I'm really jealous of a lot of girls that are friends with guys. My entire life I think I've had, like, one guy acquaintance when I was 10 or something. In real life i'm not considered SUPER cute or anything so guys already don't like that; it's like it doesn't matter what your personality is like, if a guy doesn't find you attractive he isn't going to be nice.

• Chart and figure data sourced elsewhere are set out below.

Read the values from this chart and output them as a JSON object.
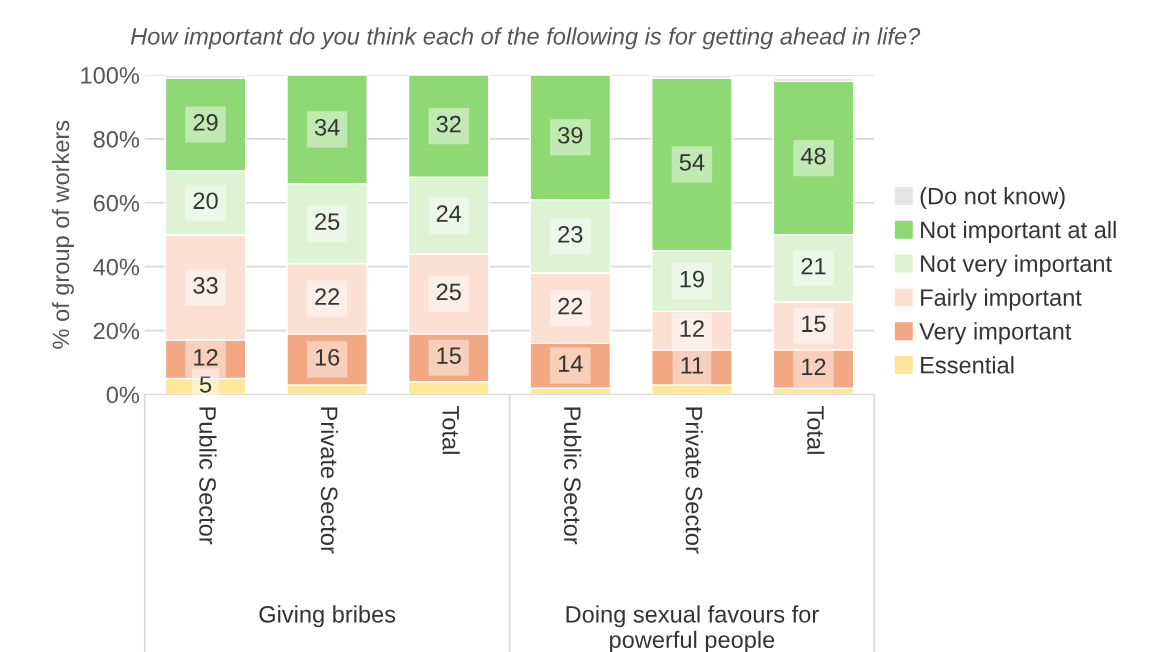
{
  "chart_data": {
    "type": "bar",
    "stacked": true,
    "title": "How important do you think each of the following is for getting ahead in life?",
    "ylabel": "% of group of workers",
    "categories": [
      "Public Sector",
      "Private Sector",
      "Total",
      "Public Sector",
      "Private Sector",
      "Total"
    ],
    "annotations": [
      "Giving bribes",
      "Doing sexual favours for\npowerful people"
    ],
    "series": [
      {
        "name": "Essential",
        "color": "#ffe699",
        "values": [
          5,
          3,
          4,
          2,
          3,
          2
        ],
        "value_labels": [
          "5",
          null,
          null,
          null,
          null,
          null
        ]
      },
      {
        "name": "Very important",
        "color": "#f2a883",
        "values": [
          12,
          16,
          15,
          14,
          11,
          12
        ],
        "value_labels": [
          "12",
          "16",
          "15",
          "14",
          "11",
          "12"
        ]
      },
      {
        "name": "Fairly important",
        "color": "#fce0d4",
        "values": [
          33,
          22,
          25,
          22,
          12,
          15
        ],
        "value_labels": [
          "33",
          "22",
          "25",
          "22",
          "12",
          "15"
        ]
      },
      {
        "name": "Not very important",
        "color": "#ddf3d4",
        "values": [
          20,
          25,
          24,
          23,
          19,
          21
        ],
        "value_labels": [
          "20",
          "25",
          "24",
          "23",
          "19",
          "21"
        ]
      },
      {
        "name": "Not important at all",
        "color": "#8fd975",
        "values": [
          29,
          34,
          32,
          39,
          54,
          48
        ],
        "value_labels": [
          "29",
          "34",
          "32",
          "39",
          "54",
          "48"
        ]
      },
      {
        "name": "(Do not know)",
        "color": "#e7e6e6",
        "values": [
          1,
          null,
          null,
          null,
          1,
          1
        ],
        "value_labels": [
          null,
          null,
          null,
          null,
          null,
          null
        ]
      }
    ],
    "ylim": [
      0,
      100
    ],
    "yticks": [
      {
        "value": 0,
        "label": "0%"
      },
      {
        "value": 20,
        "label": "20%"
      },
      {
        "value": 40,
        "label": "40%"
      },
      {
        "value": 60,
        "label": "60%"
      },
      {
        "value": 80,
        "label": "80%"
      },
      {
        "value": 100,
        "label": "100%"
      }
    ],
    "grid": "y",
    "legend": "right"
  }
}
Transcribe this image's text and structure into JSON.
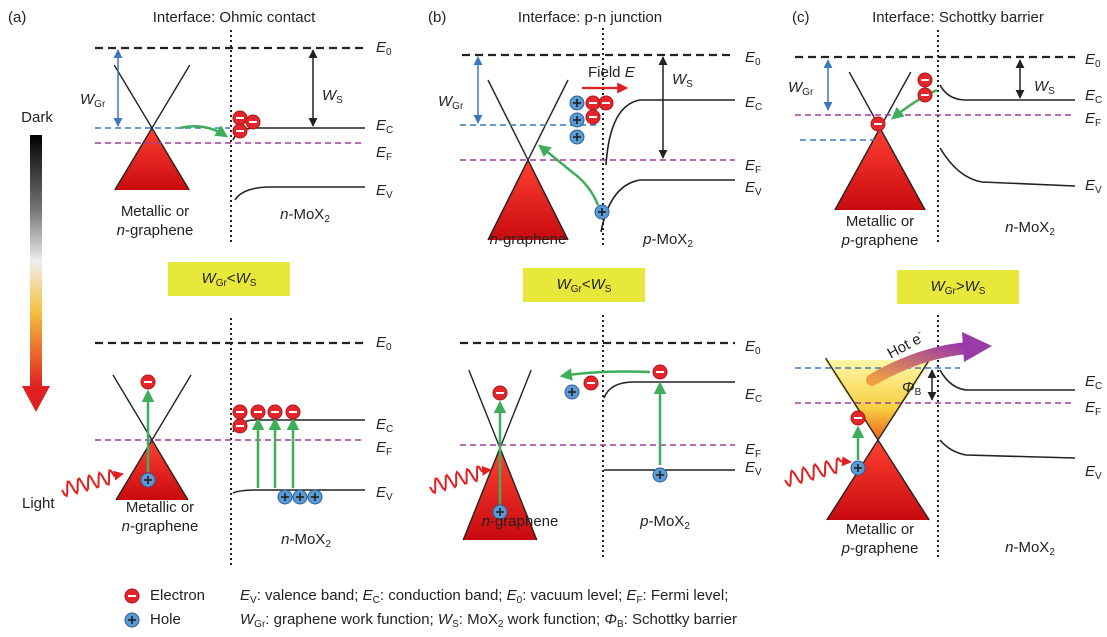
{
  "symbols": {
    "E0": [
      {
        "text": "E",
        "style": "italic"
      },
      {
        "text": "0",
        "style": "sub"
      }
    ],
    "EC": [
      {
        "text": "E",
        "style": "italic"
      },
      {
        "text": "C",
        "style": "sub"
      }
    ],
    "EF": [
      {
        "text": "E",
        "style": "italic"
      },
      {
        "text": "F",
        "style": "sub"
      }
    ],
    "EV": [
      {
        "text": "E",
        "style": "italic"
      },
      {
        "text": "V",
        "style": "sub"
      }
    ],
    "WGr": [
      {
        "text": "W",
        "style": "italic"
      },
      {
        "text": "Gr",
        "style": "sub"
      }
    ],
    "WS": [
      {
        "text": "W",
        "style": "italic"
      },
      {
        "text": "S",
        "style": "sub"
      }
    ],
    "PhiB": [
      {
        "text": "Φ",
        "style": "italic"
      },
      {
        "text": "B",
        "style": "sub"
      }
    ]
  },
  "side": {
    "dark": "Dark",
    "light": "Light"
  },
  "panels": [
    {
      "tag": "(a)",
      "title": "Interface: Ohmic contact",
      "condition": [
        {
          "text": "W",
          "style": "italic"
        },
        {
          "text": "Gr",
          "style": "sub"
        },
        "<",
        {
          "text": "W",
          "style": "italic"
        },
        {
          "text": "S",
          "style": "sub"
        }
      ],
      "top": {
        "graphene": [
          [
            "Metallic or"
          ],
          [
            {
              "text": "n",
              "style": "italic"
            },
            "-graphene"
          ]
        ],
        "semiconductor": [
          {
            "text": "n",
            "style": "italic"
          },
          "-MoX",
          {
            "text": "2",
            "style": "sub"
          }
        ]
      },
      "bottom": {
        "graphene": [
          [
            "Metallic or"
          ],
          [
            {
              "text": "n",
              "style": "italic"
            },
            "-graphene"
          ]
        ],
        "semiconductor": [
          {
            "text": "n",
            "style": "italic"
          },
          "-MoX",
          {
            "text": "2",
            "style": "sub"
          }
        ]
      }
    },
    {
      "tag": "(b)",
      "title": "Interface: p-n junction",
      "condition": [
        {
          "text": "W",
          "style": "italic"
        },
        {
          "text": "Gr",
          "style": "sub"
        },
        "<",
        {
          "text": "W",
          "style": "italic"
        },
        {
          "text": "S",
          "style": "sub"
        }
      ],
      "top": {
        "graphene": [
          [
            {
              "text": "n",
              "style": "italic"
            },
            "-graphene"
          ]
        ],
        "semiconductor": [
          {
            "text": "p",
            "style": "italic"
          },
          "-MoX",
          {
            "text": "2",
            "style": "sub"
          }
        ],
        "field": [
          "Field ",
          {
            "text": "E",
            "style": "italic"
          }
        ]
      },
      "bottom": {
        "graphene": [
          [
            {
              "text": "n",
              "style": "italic"
            },
            "-graphene"
          ]
        ],
        "semiconductor": [
          {
            "text": "p",
            "style": "italic"
          },
          "-MoX",
          {
            "text": "2",
            "style": "sub"
          }
        ]
      }
    },
    {
      "tag": "(c)",
      "title": "Interface: Schottky barrier",
      "condition": [
        {
          "text": "W",
          "style": "italic"
        },
        {
          "text": "Gr",
          "style": "sub"
        },
        ">",
        {
          "text": "W",
          "style": "italic"
        },
        {
          "text": "S",
          "style": "sub"
        }
      ],
      "top": {
        "graphene": [
          [
            "Metallic or"
          ],
          [
            {
              "text": "p",
              "style": "italic"
            },
            "-graphene"
          ]
        ],
        "semiconductor": [
          {
            "text": "n",
            "style": "italic"
          },
          "-MoX",
          {
            "text": "2",
            "style": "sub"
          }
        ]
      },
      "bottom": {
        "graphene": [
          [
            "Metallic or"
          ],
          [
            {
              "text": "p",
              "style": "italic"
            },
            "-graphene"
          ]
        ],
        "semiconductor": [
          {
            "text": "n",
            "style": "italic"
          },
          "-MoX",
          {
            "text": "2",
            "style": "sub"
          }
        ],
        "hot_electron": [
          "Hot e",
          {
            "text": "-",
            "style": "sup"
          }
        ]
      }
    }
  ],
  "legend": {
    "electron": "Electron",
    "hole": "Hole",
    "line1": [
      {
        "text": "E",
        "style": "italic"
      },
      {
        "text": "V",
        "style": "sub"
      },
      ": valence band; ",
      {
        "text": "E",
        "style": "italic"
      },
      {
        "text": "C",
        "style": "sub"
      },
      ": conduction band; ",
      {
        "text": "E",
        "style": "italic"
      },
      {
        "text": "0",
        "style": "sub"
      },
      ": vacuum level; ",
      {
        "text": "E",
        "style": "italic"
      },
      {
        "text": "F",
        "style": "sub"
      },
      ": Fermi level;"
    ],
    "line2": [
      {
        "text": "W",
        "style": "italic"
      },
      {
        "text": "Gr",
        "style": "sub"
      },
      ": graphene work function; ",
      {
        "text": "W",
        "style": "italic"
      },
      {
        "text": "S",
        "style": "sub"
      },
      ": MoX",
      {
        "text": "2",
        "style": "sub"
      },
      " work function; ",
      {
        "text": "Φ",
        "style": "italic"
      },
      {
        "text": "B",
        "style": "sub"
      },
      ": Schottky barrier"
    ]
  }
}
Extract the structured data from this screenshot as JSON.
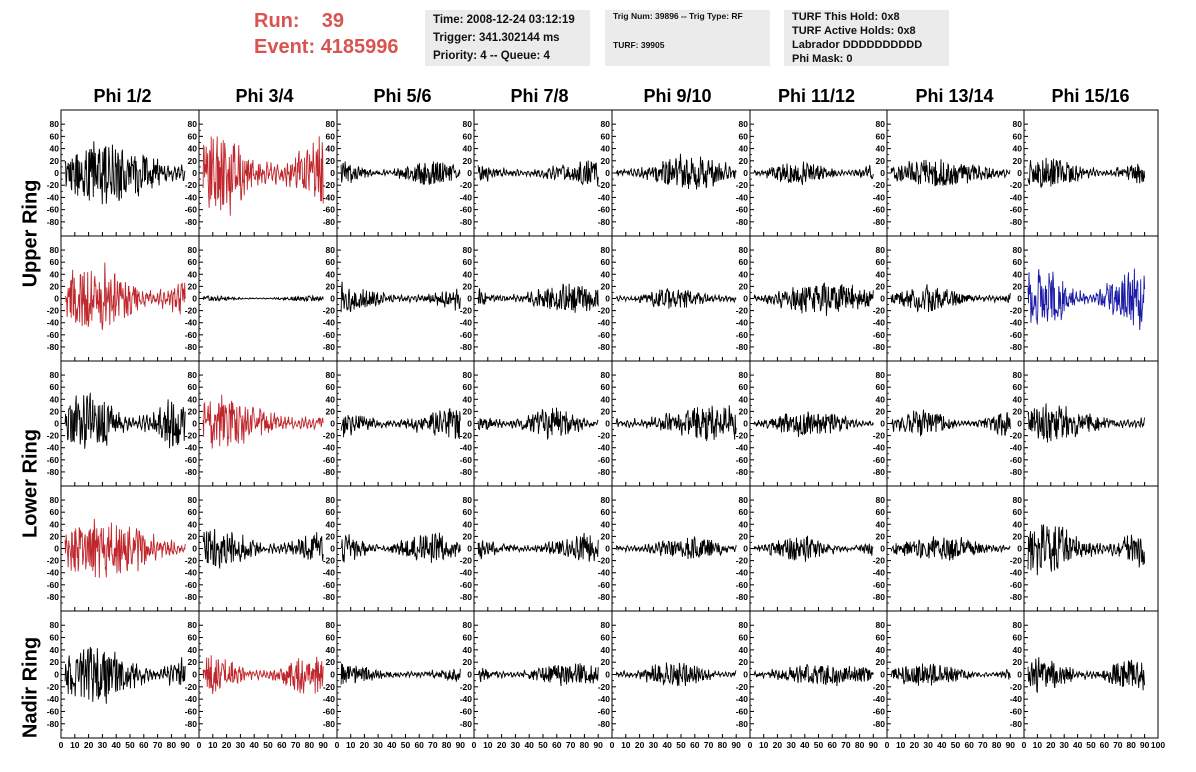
{
  "header": {
    "run_label": "Run:",
    "run_value": "39",
    "event_label": "Event:",
    "event_value": "4185996"
  },
  "info_time": {
    "time": "Time: 2008-12-24 03:12:19",
    "trigger": "Trigger: 341.302144 ms",
    "priority": "Priority: 4 -- Queue: 4"
  },
  "info_trig": {
    "trig": "Trig Num: 39896 -- Trig Type: RF",
    "turf": "TURF: 39905"
  },
  "info_turf": {
    "hold": "TURF This Hold: 0x8",
    "active": "TURF Active Holds: 0x8",
    "labrador": "Labrador DDDDDDDDDD",
    "mask": "Phi Mask: 0"
  },
  "columns": [
    "Phi 1/2",
    "Phi 3/4",
    "Phi 5/6",
    "Phi 7/8",
    "Phi 9/10",
    "Phi 11/12",
    "Phi 13/14",
    "Phi 15/16"
  ],
  "row_labels": [
    "Upper Ring",
    "Lower Ring",
    "Nadir Ring"
  ],
  "colors": {
    "normal": "#000000",
    "triggered": "#c0272d",
    "special": "#1a1aa6"
  },
  "chart_data": {
    "type": "line",
    "rows": 5,
    "cols": 8,
    "xlim": [
      0,
      100
    ],
    "ylim": [
      -95,
      95
    ],
    "x_ticks": [
      0,
      10,
      20,
      30,
      40,
      50,
      60,
      70,
      80,
      90,
      100
    ],
    "x_tick_labels": [
      "0",
      "10",
      "20",
      "30",
      "40",
      "50",
      "60",
      "70",
      "80",
      "90",
      "100"
    ],
    "y_ticks": [
      80,
      60,
      40,
      20,
      0,
      -20,
      -40,
      -60,
      -80
    ],
    "y_tick_labels": [
      "80",
      "60",
      "40",
      "20",
      "0",
      "-20",
      "-40",
      "-60",
      "-80"
    ],
    "panel_colors": [
      [
        "normal",
        "triggered",
        "normal",
        "normal",
        "normal",
        "normal",
        "normal",
        "normal"
      ],
      [
        "triggered",
        "normal",
        "normal",
        "normal",
        "normal",
        "normal",
        "normal",
        "special"
      ],
      [
        "normal",
        "triggered",
        "normal",
        "normal",
        "normal",
        "normal",
        "normal",
        "normal"
      ],
      [
        "triggered",
        "normal",
        "normal",
        "normal",
        "normal",
        "normal",
        "normal",
        "normal"
      ],
      [
        "normal",
        "triggered",
        "normal",
        "normal",
        "normal",
        "normal",
        "normal",
        "normal"
      ]
    ],
    "panel_amplitudes": [
      [
        50,
        65,
        20,
        22,
        28,
        18,
        22,
        25
      ],
      [
        55,
        4,
        25,
        25,
        18,
        25,
        20,
        45
      ],
      [
        45,
        40,
        25,
        25,
        28,
        22,
        22,
        28
      ],
      [
        45,
        30,
        25,
        25,
        18,
        20,
        18,
        42
      ],
      [
        45,
        30,
        18,
        18,
        20,
        18,
        18,
        25
      ]
    ]
  }
}
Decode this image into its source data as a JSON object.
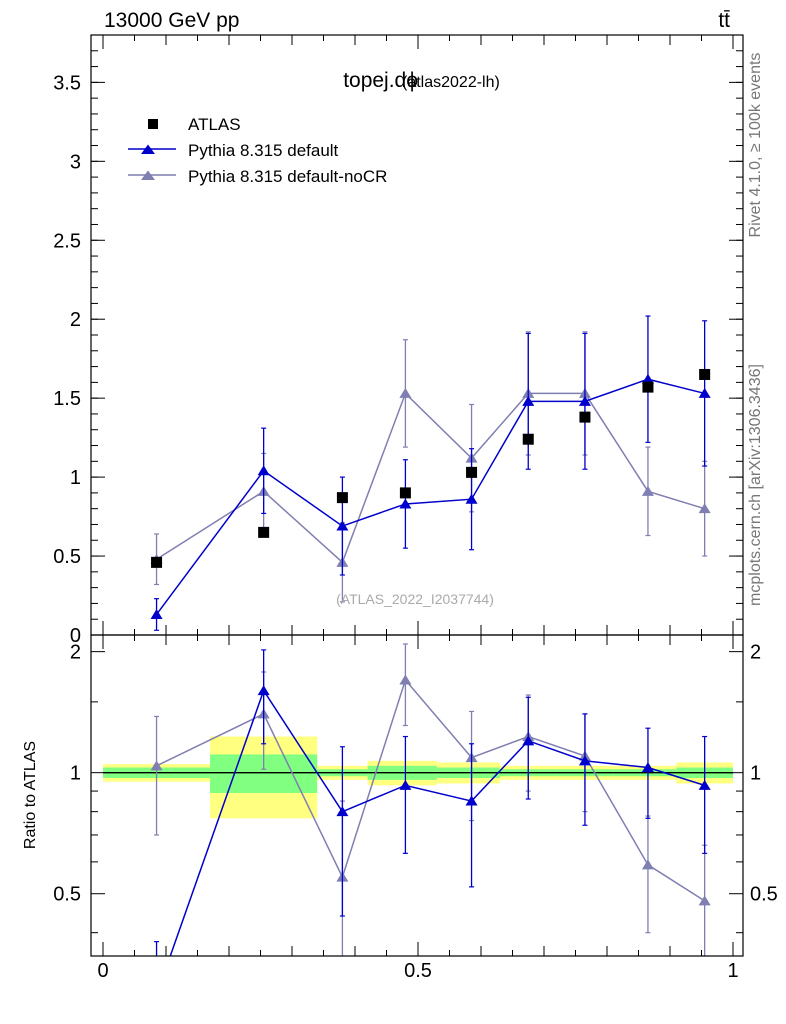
{
  "header": {
    "energy": "13000 GeV pp",
    "process": "tt̄"
  },
  "side_labels": {
    "rivet": "Rivet 4.1.0, ≥ 100k events",
    "mcplots": "mcplots.cern.ch [arXiv:1306.3436]"
  },
  "colors": {
    "atlas": "#000000",
    "default": "#0000cc",
    "nocr": "#7f7fb2",
    "band_inner": "#80ff80",
    "band_outer": "#ffff80"
  },
  "chart_data": [
    {
      "type": "scatter",
      "panel": "main",
      "title_main": "topej.dϕ",
      "title_sub": "(atlas2022-lh)",
      "watermark": "(ATLAS_2022_I2037744)",
      "xlabel": "",
      "ylabel": "",
      "xlim": [
        0,
        1
      ],
      "ylim": [
        0,
        3.8
      ],
      "yticks": [
        0,
        0.5,
        1,
        1.5,
        2,
        2.5,
        3,
        3.5
      ],
      "ytick_labels": [
        "0",
        "0.5",
        "1",
        "1.5",
        "2",
        "2.5",
        "3",
        "3.5"
      ],
      "legend_position": "top-left",
      "series": [
        {
          "name": "ATLAS",
          "style": "marker",
          "marker": "square",
          "color": "#000000",
          "x": [
            0.085,
            0.255,
            0.38,
            0.48,
            0.585,
            0.675,
            0.765,
            0.865,
            0.955
          ],
          "y": [
            0.46,
            0.65,
            0.87,
            0.9,
            1.03,
            1.24,
            1.38,
            1.57,
            1.65
          ]
        },
        {
          "name": "Pythia 8.315 default",
          "style": "line",
          "marker": "triangle",
          "color": "#0000cc",
          "x": [
            0.085,
            0.255,
            0.38,
            0.48,
            0.585,
            0.675,
            0.765,
            0.865,
            0.955
          ],
          "y": [
            0.13,
            1.04,
            0.69,
            0.83,
            0.86,
            1.48,
            1.48,
            1.62,
            1.53
          ],
          "err": [
            0.1,
            0.27,
            0.31,
            0.28,
            0.32,
            0.43,
            0.43,
            0.4,
            0.46
          ]
        },
        {
          "name": "Pythia 8.315 default-noCR",
          "style": "line",
          "marker": "triangle",
          "color": "#7f7fb2",
          "x": [
            0.085,
            0.255,
            0.38,
            0.48,
            0.585,
            0.675,
            0.765,
            0.865,
            0.955
          ],
          "y": [
            0.48,
            0.91,
            0.46,
            1.53,
            1.12,
            1.53,
            1.53,
            0.91,
            0.8
          ],
          "err": [
            0.16,
            0.24,
            0.25,
            0.34,
            0.34,
            0.39,
            0.39,
            0.28,
            0.3
          ]
        }
      ]
    },
    {
      "type": "scatter",
      "panel": "ratio",
      "ylabel": "Ratio to ATLAS",
      "xlim": [
        0,
        1
      ],
      "ylim": [
        0.35,
        2.2
      ],
      "xticks": [
        0,
        0.5,
        1
      ],
      "xtick_labels": [
        "0",
        "0.5",
        "1"
      ],
      "yticks": [
        0.5,
        1,
        2
      ],
      "ytick_labels": [
        "0.5",
        "1",
        "2"
      ],
      "reference_line": 1,
      "bands": [
        {
          "x0": 0.0,
          "x1": 0.17,
          "inner": 0.03,
          "outer": 0.05
        },
        {
          "x0": 0.17,
          "x1": 0.34,
          "inner": 0.11,
          "outer": 0.23
        },
        {
          "x0": 0.34,
          "x1": 0.42,
          "inner": 0.02,
          "outer": 0.04
        },
        {
          "x0": 0.42,
          "x1": 0.53,
          "inner": 0.04,
          "outer": 0.07
        },
        {
          "x0": 0.53,
          "x1": 0.63,
          "inner": 0.03,
          "outer": 0.06
        },
        {
          "x0": 0.63,
          "x1": 0.72,
          "inner": 0.02,
          "outer": 0.04
        },
        {
          "x0": 0.72,
          "x1": 0.81,
          "inner": 0.02,
          "outer": 0.04
        },
        {
          "x0": 0.81,
          "x1": 0.91,
          "inner": 0.02,
          "outer": 0.04
        },
        {
          "x0": 0.91,
          "x1": 1.0,
          "inner": 0.03,
          "outer": 0.06
        }
      ],
      "series": [
        {
          "name": "Pythia 8.315 default",
          "color": "#0000cc",
          "x": [
            0.085,
            0.255,
            0.38,
            0.48,
            0.585,
            0.675,
            0.765,
            0.865,
            0.955
          ],
          "y": [
            0.28,
            1.6,
            0.8,
            0.93,
            0.85,
            1.2,
            1.07,
            1.03,
            0.93
          ],
          "err": [
            0.1,
            0.42,
            0.36,
            0.3,
            0.33,
            0.34,
            0.33,
            0.26,
            0.3
          ]
        },
        {
          "name": "Pythia 8.315 default-noCR",
          "color": "#7f7fb2",
          "x": [
            0.085,
            0.255,
            0.38,
            0.48,
            0.585,
            0.675,
            0.765,
            0.865,
            0.955
          ],
          "y": [
            1.04,
            1.4,
            0.55,
            1.7,
            1.09,
            1.23,
            1.1,
            0.59,
            0.48
          ],
          "err": [
            0.34,
            0.38,
            0.3,
            0.39,
            0.33,
            0.33,
            0.3,
            0.19,
            0.18
          ]
        }
      ]
    }
  ]
}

A bit ago, I was going through a kind of bad phase (episode, maybe? I feel like it was a little bit more serious than a phase) where I just, like, hated men. I couldn't trust them at all, I wanted nothing to do with them, it was kinda bad. But now that it's calming down, I just feel this sadness. I can count on my ten fingers the amount of boys my age that have been genuinely kind to me throughout my life. I feel like I'm missing out on so much just because I'm not a super pretty, super skinny girl. And It's not like I think that EVERY single teen boy is like that, but I lose hope every day. I go to a predominantly white, suburban school so boys here will make fun of you for anything. Girls are just so much nicer to me, even when they're "popular" (hate using that word), they still treat me with human decency.
I just wish guys would talk to me, and treat me like a human being; I don't want a relationship (they don't want one either), I just want to be able to be friendly with everyone without feeling so incredibly stupid and embarrassed for trying.
If anyone has had any successful friendships with boys, please tell me how.